Deutscher Spitzenreiter bleibt weiterhin die LMU München auf Platz 32. Danach folgen die Technische Universität München auf Platz 43 und die Uni Heidelberg, die von Platz 47 auf 44 aufsteigen konnte. 

Dritthäufigst vertretenes Land im Hochschulranking

Deutschland ist wieder mal das dritthäufigst vertretene Land in den Top 200. Einen deutlichen Sprung machte die Uni Bielefeld. Diese wanderte von Platz 250 auf 166. Insgesamt sind 48 deutsche Unis im weltweiten Hochschulranking vertreten, 23 davon unter den Top 200. THE-Sprecher Phil Baty erklärt: "Es ist ein positives Zeichen für Deutschland, dass so viele seiner Institute in den Top 200 des diesjährigen Rankings stehen, insbesondere im Bezug auf den internationalen Wettbewerb". 

Insgesamt sind im Hochschulranking 92 Länder vertreten. Neu dabei sind unter anderem Kuba, Malta, Puerto Rico und Vietnam. Viele asiatische Hochschulen holen immer weiter auf, so Baty. "Es ist seit Langem klar, dass die Schwellenländer Asiens eine immer stärkere Rolle in der globalen Elite der Hochschulbildung spielen werden", erklärt er. 
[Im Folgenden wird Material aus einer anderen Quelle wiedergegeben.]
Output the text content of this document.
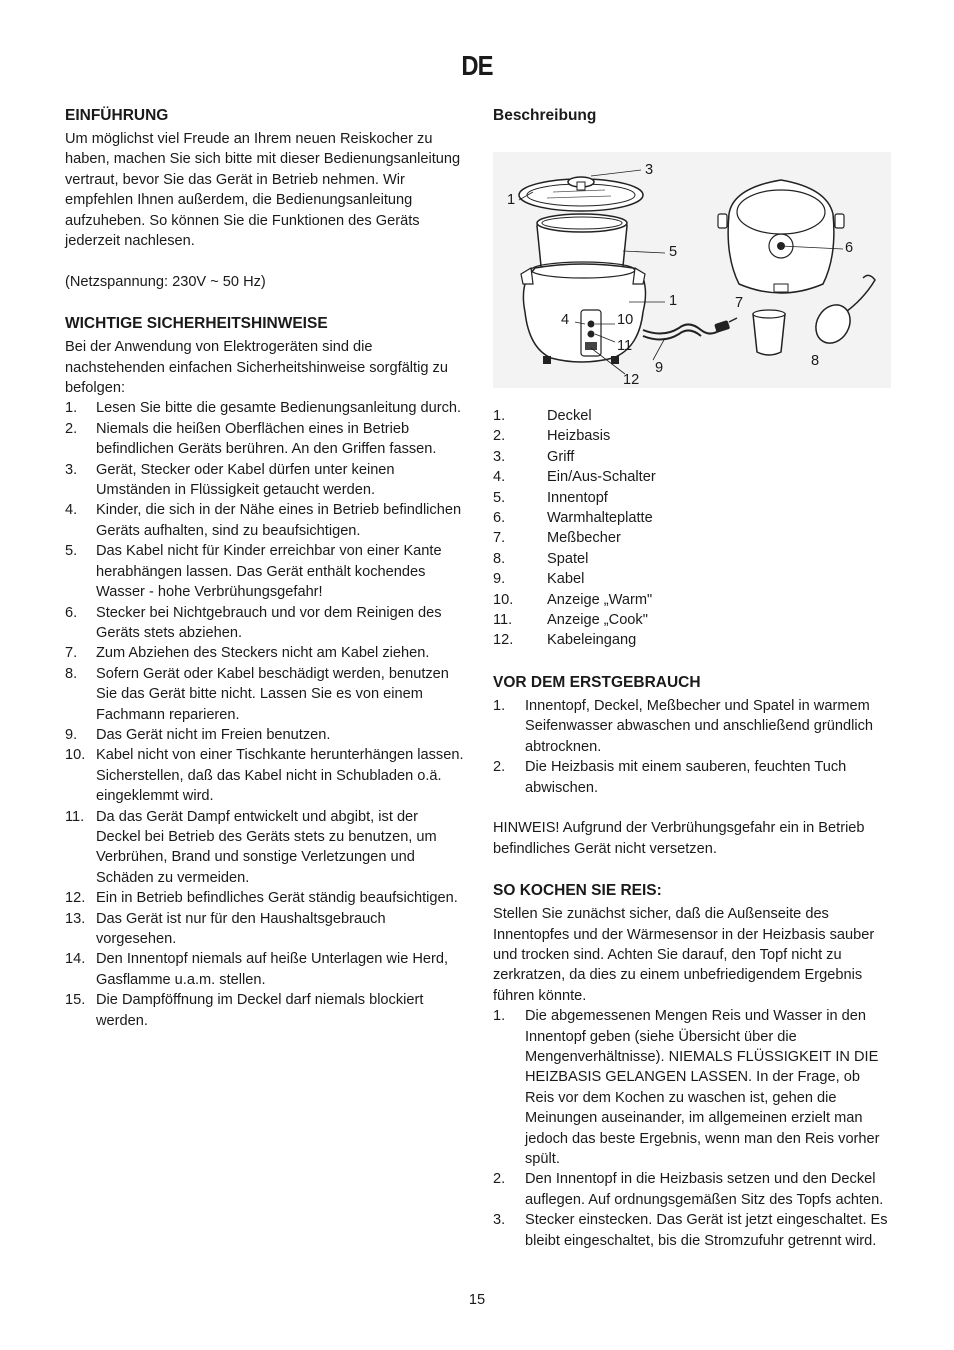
DE
EINFÜHRUNG

Um möglichst viel Freude an Ihrem neuen Reiskocher zu haben, machen Sie sich bitte mit dieser Bedienungsanleitung vertraut, bevor Sie das Gerät in Betrieb nehmen. Wir empfehlen Ihnen außerdem, die Bedienungsanleitung aufzuheben. So können Sie die Funktionen des Geräts jederzeit nachlesen.

(Netzspannung: 230V ~ 50 Hz)

WICHTIGE SICHERHEITSHINWEISE

Bei der Anwendung von Elektrogeräten sind die nachstehenden einfachen Sicherheitshinweise sorgfältig zu befolgen:

1.	Lesen Sie bitte die gesamte Bedienungsanleitung durch.
2.	Niemals die heißen Oberflächen eines in Betrieb befindlichen Geräts berühren. An den Griffen fassen.
3.	Gerät, Stecker oder Kabel dürfen unter keinen Umständen in Flüssigkeit getaucht werden.
4.	Kinder, die sich in der Nähe eines in Betrieb befindlichen Geräts aufhalten, sind zu beaufsichtigen.
5.	Das Kabel nicht für Kinder erreichbar von einer Kante herabhängen lassen. Das Gerät enthält kochendes Wasser - hohe Verbrühungsgefahr!
6.	Stecker bei Nichtgebrauch und vor dem Reinigen des Geräts stets abziehen.
7.	Zum Abziehen des Steckers nicht am Kabel ziehen.
8.	Sofern Gerät oder Kabel beschädigt werden, benutzen Sie das Gerät bitte nicht. Lassen Sie es von einem Fachmann reparieren.
9.	Das Gerät nicht im Freien benutzen.
10. Kabel nicht von einer Tischkante herunterhängen lassen. Sicherstellen, daß das Kabel nicht in Schubladen o.ä. eingeklemmt wird.
11. Da das Gerät Dampf entwickelt und abgibt, ist der Deckel bei Betrieb des Geräts stets zu benutzen, um Verbrühen, Brand und sonstige Verletzungen und Schäden zu vermeiden.
12. Ein in Betrieb befindliches Gerät ständig beaufsichtigen.
13. Das Gerät ist nur für den Haushaltsgebrauch vorgesehen.
14. Den Innentopf niemals auf heiße Unterlagen wie Herd, Gasflamme u.a.m. stellen.
15. Die Dampföffnung im Deckel darf niemals blockiert werden.
Beschreibung
3
1
5	6
1	7
4	10
11
9
12
8
1.	Deckel
2.	Heizbasis
3.	Griff
4.	Ein/Aus-Schalter
5.	Innentopf
6.	Warmhalteplatte
7.	Meßbecher
8.	Spatel
9.	Kabel
10.	Anzeige „Warm"
11.	Anzeige „Cook"
12.	Kabeleingang
VOR DEM ERSTGEBRAUCH
1.	Innentopf, Deckel, Meßbecher und Spatel in warmem Seifenwasser abwaschen und anschließend gründlich abtrocknen.
2.	Die Heizbasis mit einem sauberen, feuchten Tuch abwischen.

HINWEIS! Aufgrund der Verbrühungsgefahr ein in Betrieb befindliches Gerät nicht versetzen.

SO KOCHEN SIE REIS:

Stellen Sie zunächst sicher, daß die Außenseite des Innentopfes und der Wärmesensor in der Heizbasis sauber und trocken sind. Achten Sie darauf, den Topf nicht zu zerkratzen, da dies zu einem unbefriedigendem Ergebnis führen könnte.

1.	Die abgemessenen Mengen Reis und Wasser in den Innentopf geben (siehe Übersicht über die Mengenverhältnisse). NIEMALS FLÜSSIGKEIT IN DIE HEIZBASIS GELANGEN LASSEN. In der Frage, ob Reis vor dem Kochen zu waschen ist, gehen die Meinungen auseinander, im allgemeinen erzielt man jedoch das beste Ergebnis, wenn man den Reis vorher spült.
2.	Den Innentopf in die Heizbasis setzen und den Deckel auflegen. Auf ordnungsgemäßen Sitz des Topfs achten.
3.	Stecker einstecken. Das Gerät ist jetzt eingeschaltet. Es bleibt eingeschaltet, bis die Stromzufuhr getrennt wird.
15
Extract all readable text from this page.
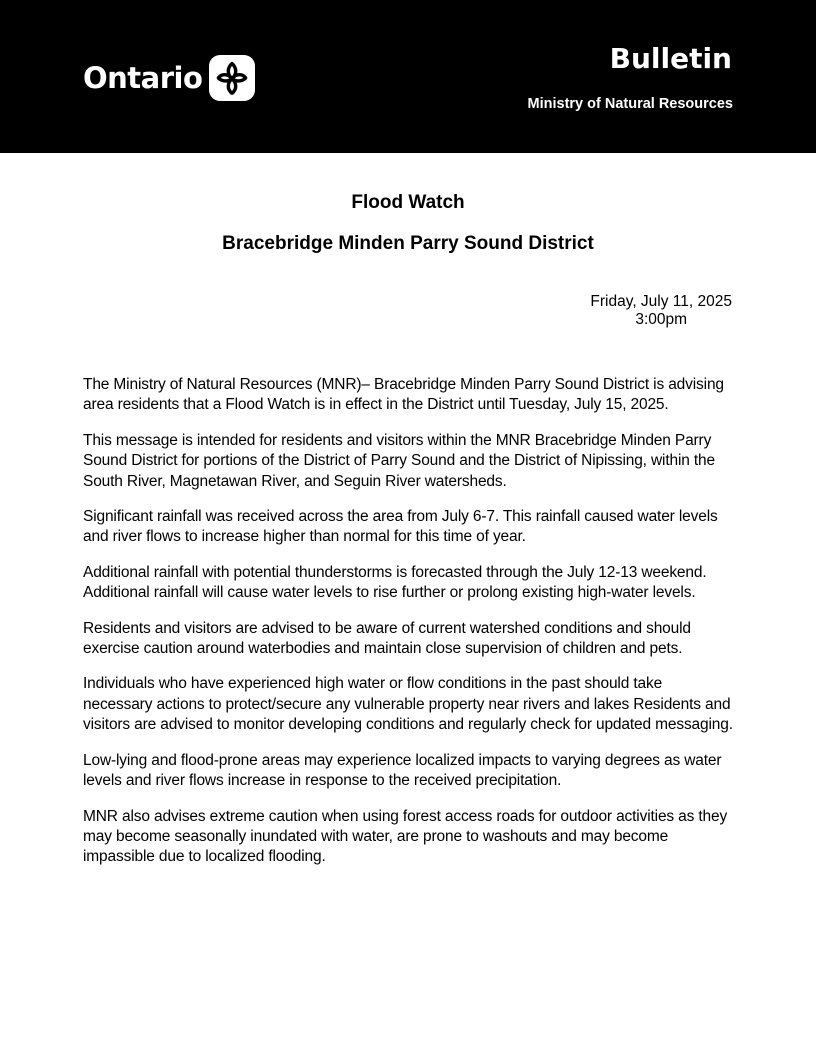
Ontario
Bulletin
Ministry of Natural Resources
Flood Watch
Bracebridge Minden Parry Sound District
Friday, July 11, 2025
3:00pm

The Ministry of Natural Resources (MNR)– Bracebridge Minden Parry Sound District is advising area residents that a Flood Watch is in effect in the District until Tuesday, July 15, 2025.

This message is intended for residents and visitors within the MNR Bracebridge Minden Parry Sound District for portions of the District of Parry Sound and the District of Nipissing, within the South River, Magnetawan River, and Seguin River watersheds.

Significant rainfall was received across the area from July 6-7. This rainfall caused water levels and river flows to increase higher than normal for this time of year.

Additional rainfall with potential thunderstorms is forecasted through the July 12-13 weekend. Additional rainfall will cause water levels to rise further or prolong existing high-water levels.

Residents and visitors are advised to be aware of current watershed conditions and should exercise caution around waterbodies and maintain close supervision of children and pets.

Individuals who have experienced high water or flow conditions in the past should take necessary actions to protect/secure any vulnerable property near rivers and lakes Residents and visitors are advised to monitor developing conditions and regularly check for updated messaging.

Low-lying and flood-prone areas may experience localized impacts to varying degrees as water levels and river flows increase in response to the received precipitation.

MNR also advises extreme caution when using forest access roads for outdoor activities as they may become seasonally inundated with water, are prone to washouts and may become impassible due to localized flooding.
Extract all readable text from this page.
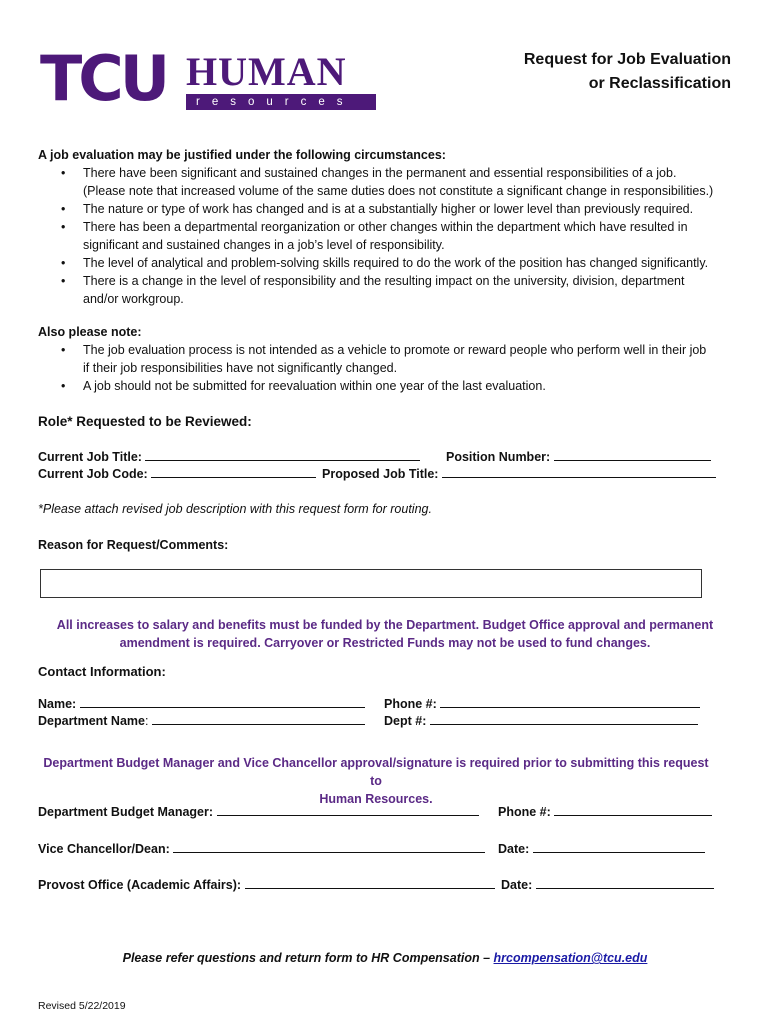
TCU HUMAN
resources
Request for Job Evaluation
or Reclassification
A job evaluation may be justified under the following circumstances:
• There have been significant and sustained changes in the permanent and essential responsibilities of a job.
(Please note that increased volume of the same duties does not constitute a significant change in responsibilities.)
• The nature or type of work has changed and is at a substantially higher or lower level than previously required.
• There has been a departmental reorganization or other changes within the department which have resulted in
significant and sustained changes in a job’s level of responsibility.
• The level of analytical and problem-solving skills required to do the work of the position has changed significantly.
• There is a change in the level of responsibility and the resulting impact on the university, division, department
and/or workgroup.
Also please note:
• The job evaluation process is not intended as a vehicle to promote or reward people who perform well in their job
if their job responsibilities have not significantly changed.
• A job should not be submitted for reevaluation within one year of the last evaluation.
Role* Requested to be Reviewed:
Current Job Title:	Position Number:
Current Job Code:	Proposed Job Title:
*Please attach revised job description with this request form for routing.
Reason for Request/Comments:
All increases to salary and benefits must be funded by the Department. Budget Office approval and permanent
amendment is required. Carryover or Restricted Funds may not be used to fund changes.
Contact Information:
Name:	Phone #:
Department Name:	Dept #:
Department Budget Manager and Vice Chancellor approval/signature is required prior to submitting this request to
Human Resources.
Department Budget Manager:	Phone #:
Vice Chancellor/Dean:	Date:
Provost Office (Academic Affairs):	Date:
Please refer questions and return form to HR Compensation – hrcompensation@tcu.edu
Revised 5/22/2019
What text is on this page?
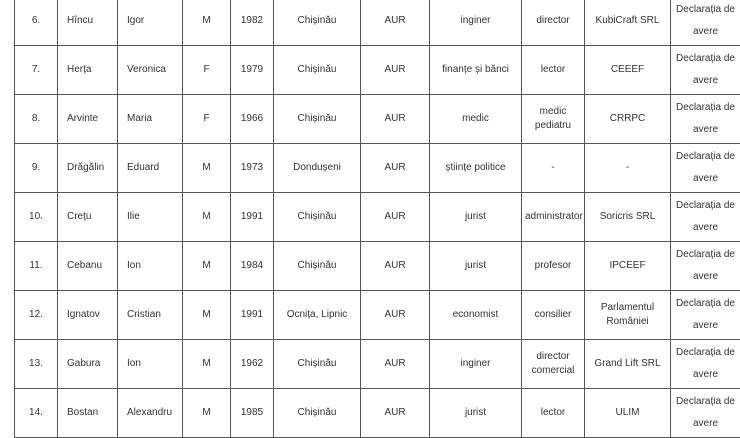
6.	Hîncu	Igor	M	1982	Chișinău	AUR	inginer	director	KubiCraft SRL	Declarația de avere

7.	Herța	Veronica	F	1979	Chișinău	AUR	finanțe și bănci	lector	CEEEF	Declarația de avere

8.	Arvinte	Maria	F	1966	Chișinău	AUR	medic	medic pediatru	CRRPC	Declarația de avere

9.	Drăgălin	Eduard	M	1973	Dondușeni	AUR	științe politice	-	-	Declarația de avere

10.	Crețu	Ilie	M	1991	Chișinău	AUR	jurist	administrator	Soricris SRL	Declarația de avere

11.	Cebanu	Ion	M	1984	Chișinău	AUR	jurist	profesor	IPCEEF	Declarația de avere

12.	Ignatov	Cristian	M	1991	Ocnița, Lipnic	AUR	economist	consilier	Parlamentul României	Declarația de avere

13.	Gabura	Ion	M	1962	Chișinău	AUR	inginer	director comercial	Grand Lift SRL	Declarația de avere

14.	Bostan	Alexandru	M	1985	Chișinău	AUR	jurist	lector	ULIM	Declarația de avere
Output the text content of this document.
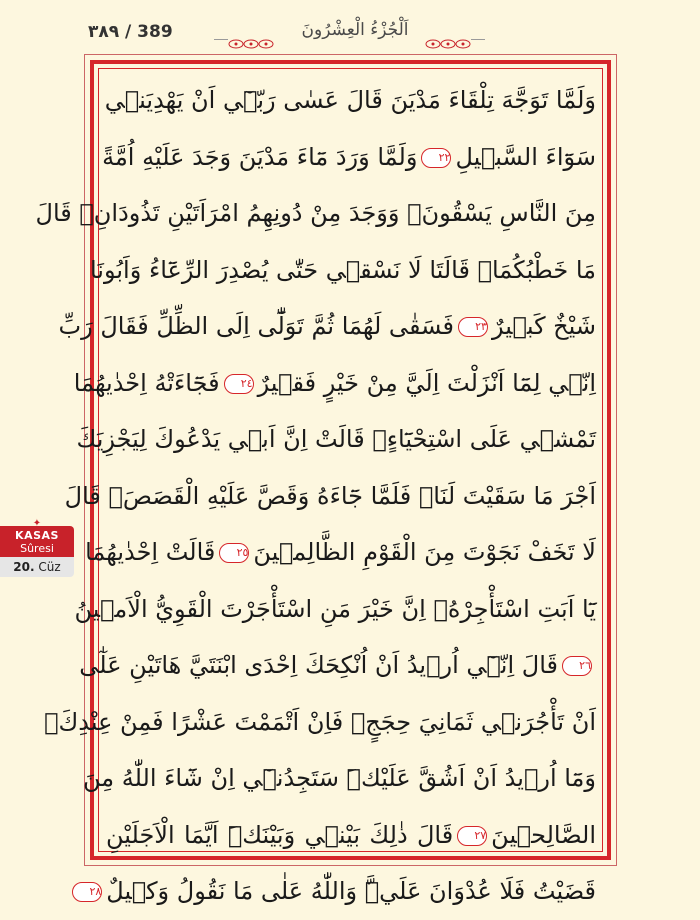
٣٨٩ / 389	اَلْجُزْءُ الْعِشْرُونَ
وَلَمَّا تَوَجَّهَ تِلْقَاءَ مَدْيَنَ قَالَ عَسٰى رَبّ۪ٓي اَنْ يَهْدِيَن۪ي
سَوَٓاءَ السَّب۪يلِ٢٢وَلَمَّا وَرَدَ مَٓاءَ مَدْيَنَ وَجَدَ عَلَيْهِ اُمَّةً
مِنَ النَّاسِ يَسْقُونَۘ وَوَجَدَ مِنْ دُونِهِمُ امْرَاَتَيْنِ تَذُودَانِۚ قَالَ
مَا خَطْبُكُمَاۜ قَالَتَا لَا نَسْق۪ي حَتّٰى يُصْدِرَ الرِّعَٓاءُ وَاَبُونَا
شَيْخٌ كَب۪يرٌ٢٣فَسَقٰى لَهُمَا ثُمَّ تَوَلّٰٓى اِلَى الظِّلِّ فَقَالَ رَبِّ
اِنّ۪ي لِمَٓا اَنْزَلْتَ اِلَيَّ مِنْ خَيْرٍ فَق۪يرٌ٢٤فَجَٓاءَتْهُ اِحْدٰيهُمَا
تَمْش۪ي عَلَى اسْتِحْيَٓاءٍۘ قَالَتْ اِنَّ اَب۪ي يَدْعُوكَ لِيَجْزِيَكَ
اَجْرَ مَا سَقَيْتَ لَنَاۜ فَلَمَّا جَٓاءَهُ وَقَصَّ عَلَيْهِ الْقَصَصَۙ قَالَ
لَا تَخَفْ نَجَوْتَ مِنَ الْقَوْمِ الظَّالِم۪ينَ٢٥قَالَتْ اِحْدٰيهُمَا
يَٓا اَبَتِ اسْتَأْجِرْهُۘ اِنَّ خَيْرَ مَنِ اسْتَأْجَرْتَ الْقَوِيُّ الْاَم۪ينُ
٢٦قَالَ اِنّ۪ٓي اُر۪يدُ اَنْ اُنْكِحَكَ اِحْدَى ابْنَتَيَّ هَاتَيْنِ عَلٰٓى
اَنْ تَأْجُرَن۪ي ثَمَانِيَ حِجَجٍۚ فَاِنْ اَتْمَمْتَ عَشْرًا فَمِنْ عِنْدِكَۚ
وَمَٓا اُر۪يدُ اَنْ اَشُقَّ عَلَيْكَۜ سَتَجِدُن۪ٓي اِنْ شَٓاءَ اللّٰهُ مِنَ
الصَّالِح۪ينَ٢٧قَالَ ذٰلِكَ بَيْن۪ي وَبَيْنَكَۜ اَيَّمَا الْاَجَلَيْنِ
قَضَيْتُ فَلَا عُدْوَانَ عَلَيَّۜ وَاللّٰهُ عَلٰى مَا نَقُولُ وَك۪يلٌ٢٨
✦
KASAS
Sûresi
20. Cüz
"Times Higher Education" ist ein Londoner Magazin, das über Themen im Bereich der Hochschulbildung informiert. Es ist vor allem für das jährlich durchgeführte Hochschulranking bekannt. Die Daten des Rankings werden durch Befragungen von Akademikern erhoben. Außerdem bestehen sie aus Statistiken der Universität und Zählung der Zitierungen von Artikeln aus Fachzeitschriften. 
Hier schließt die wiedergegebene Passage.